Wednesday, January 24, 2001
Vulnerable patients fear being pressured into an early death
By Julie Robotham, Medical Writer
"This is a vulnerable population who want to leave a legacy. To make every person who's facing death think about euthanasia is an enormous impost on people who are already feeling isolated and frightened," said the vice-president of Palliative Care Australia, Professor David Currow.
"The biggest issue for me is that I need to be able to say to patients that I am not shortening their life. It's an overwhelming fear they have."
Professor Currow said about one patient a month raised the issue of euthanasia, but these were usually "episodes when people want to be heard", and the person later said they were glad they had not died at that time.
Voicing a desire for euthanasia was often a means of expressing their isolation to their family.
About 20,000 people die in Australia annually under the care of palliative care teams, and up to one-third of those die in their homes.
Professor Currow said 85 per cent of palliative care patients had advanced cancer. People with HIV/AIDS, motor neurone disease or multiple sclerosis, or final-stage heart or kidney failure, accounted for most of the others.
Although those who chose to die at home needed full access to medication to keep them comfortable, it was very difficult for palliative care patients to overdose on morphine, Professor Currow said.
This was because their bodies developed an increasing tolerance to high quantities of the drug. "Palliative care does not include deliberately ending life."
Professor Currow's comments come as other medical groups consider a softer approach to medical involvement in death.

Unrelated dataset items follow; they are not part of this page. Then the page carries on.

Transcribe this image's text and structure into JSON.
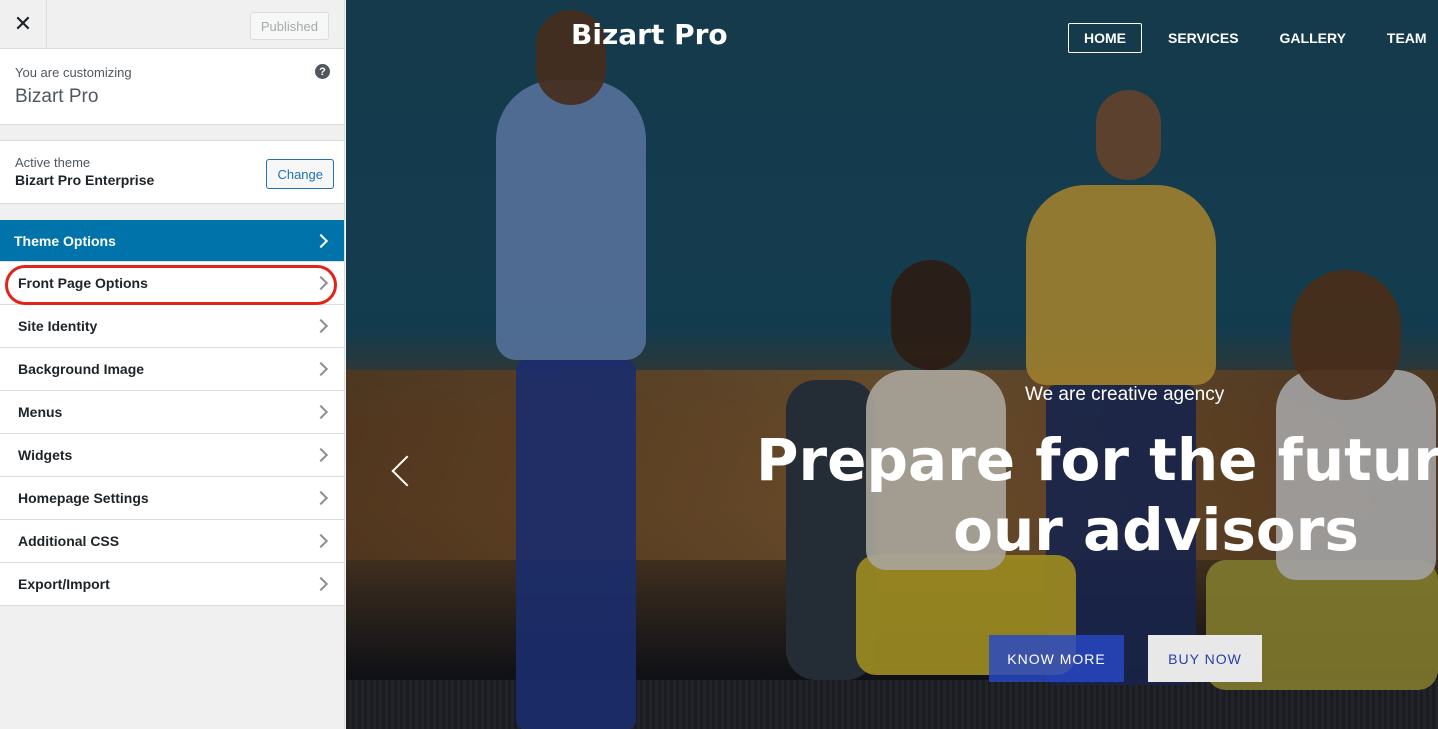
{
  "sidebar": {
    "close_icon": "close-icon",
    "published_label": "Published",
    "customizing": {
      "label": "You are customizing",
      "site_name": "Bizart Pro",
      "help_icon": "?"
    },
    "active_theme": {
      "label": "Active theme",
      "name": "Bizart Pro Enterprise",
      "change_label": "Change"
    },
    "menu": [
      {
        "label": "Theme Options",
        "active": true
      },
      {
        "label": "Front Page Options",
        "highlighted": true
      },
      {
        "label": "Site Identity"
      },
      {
        "label": "Background Image"
      },
      {
        "label": "Menus"
      },
      {
        "label": "Widgets"
      },
      {
        "label": "Homepage Settings"
      },
      {
        "label": "Additional CSS"
      },
      {
        "label": "Export/Import"
      }
    ],
    "highlight_color": "#e2231a",
    "active_color": "#0073aa"
  },
  "preview": {
    "brand": "Bizart Pro",
    "nav": [
      {
        "label": "HOME",
        "active": true
      },
      {
        "label": "SERVICES"
      },
      {
        "label": "GALLERY"
      },
      {
        "label": "TEAM"
      }
    ],
    "tagline": "We are creative agency",
    "headline_line1": "Prepare for the future wi",
    "headline_line2": "our advisors",
    "know_more_label": "KNOW MORE",
    "buy_now_label": "BUY NOW",
    "prev_icon": "chevron-left-icon",
    "know_more_color": "#2848c8"
  }
}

The NSW Cancer Council is discussing the adoption of a new position statement that would read: "NSW Cancer Council does not support interventions that have as their primary goal the ending of a person's life, but endorses the right of a severely or terminally ill patient to have relief of pain and suffering, even when such therapy may shorten a person's life."
The council said it would seek further community consultation before deciding whether to adopt the policy.
The council's manager of cancer services, Ms Louise Burton, said medical intervention in death happened "more often than we are aware of"'.
She said dying people needed access to their own medication even if it was potentially lethal, because "patients need to have control. Ideally, pain will be well controlled but we realise some people will not achieve optimal pain control."
Morphine was only one among a range of therapies that could include nerve blocks such as epidurals or slow-release drug patches, Ms Burton said.
A 1996 study of deaths in Australia concluded that 30 per cent of all deaths are "intentionally accelerated by a doctor" - by means such as withholding of further treatment.
The research, published in the Medical Journal of Australia, found that in only 4 per cent of cases was the action in direct response to a request from the patient.